America is exceptional because it has a heritage of tolerance for different ethnic and religious groups. Does this mean that America is perfect or has ideal racial and ethnic relations? No, but it does mean that we have managed to create a society that has a lot of different cultures and races living together relatively peacefully.

America is exceptional because it believes in the rule of law. One of the proudest boasts that Americans use to make is that the United States is a "nation of laws, not men." We take justifiable pride in our legal system.

America is exceptional because it developed the idea of separation of powers, because it developed the idea of three branches of government acting as a check on each other.

Along with the idea of separation of powers, America developed the idea of an independent judiciary. One of the biggest threats to the rule of law is a judiciary that is not independent of the executive branch of government.

America is exceptional because it accepts immigrants from other lands. Not every society does this. Sure, we are having a debate, sometimes bitter, about immigration, but most of us have ancestors who came from other countries.

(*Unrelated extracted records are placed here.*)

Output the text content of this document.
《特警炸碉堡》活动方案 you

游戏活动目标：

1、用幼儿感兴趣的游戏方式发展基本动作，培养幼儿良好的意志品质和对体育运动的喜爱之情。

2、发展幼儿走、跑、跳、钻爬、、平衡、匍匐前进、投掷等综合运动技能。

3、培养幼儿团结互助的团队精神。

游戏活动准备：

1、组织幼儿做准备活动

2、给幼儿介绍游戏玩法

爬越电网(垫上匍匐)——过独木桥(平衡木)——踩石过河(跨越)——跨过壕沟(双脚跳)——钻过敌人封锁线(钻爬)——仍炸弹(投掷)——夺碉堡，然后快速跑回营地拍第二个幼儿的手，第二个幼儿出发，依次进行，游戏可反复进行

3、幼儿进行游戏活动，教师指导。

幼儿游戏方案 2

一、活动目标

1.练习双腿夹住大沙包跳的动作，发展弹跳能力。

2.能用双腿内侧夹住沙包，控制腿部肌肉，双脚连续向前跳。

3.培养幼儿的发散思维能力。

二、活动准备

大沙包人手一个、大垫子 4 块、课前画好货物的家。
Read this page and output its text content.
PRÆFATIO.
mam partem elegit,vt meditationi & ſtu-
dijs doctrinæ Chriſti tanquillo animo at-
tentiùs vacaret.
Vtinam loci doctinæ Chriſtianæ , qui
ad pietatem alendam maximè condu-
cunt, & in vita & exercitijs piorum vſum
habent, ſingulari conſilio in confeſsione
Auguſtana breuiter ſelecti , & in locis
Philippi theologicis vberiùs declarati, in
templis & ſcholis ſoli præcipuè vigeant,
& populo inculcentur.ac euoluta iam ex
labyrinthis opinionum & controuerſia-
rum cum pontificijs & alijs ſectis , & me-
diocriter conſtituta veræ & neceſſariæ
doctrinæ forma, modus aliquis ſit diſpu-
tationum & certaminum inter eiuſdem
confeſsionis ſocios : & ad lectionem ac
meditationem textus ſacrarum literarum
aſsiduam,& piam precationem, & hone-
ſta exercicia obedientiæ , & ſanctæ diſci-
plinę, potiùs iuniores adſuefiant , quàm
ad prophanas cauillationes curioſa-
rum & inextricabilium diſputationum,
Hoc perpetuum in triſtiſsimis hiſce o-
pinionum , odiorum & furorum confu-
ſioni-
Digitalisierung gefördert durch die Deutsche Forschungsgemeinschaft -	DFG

Now, here is the thing about the above examples of "American exceptionalism". They are all under attack from radical right-wingers whose idea of "American exceptionalism" is based on notions of cultural, political, military, and/or economic hegemony. Yet, most Americans would agree that the above things make America exceptional. It is time to reclaim the idea of American exceptionalism from the right and make it part of the language of the left.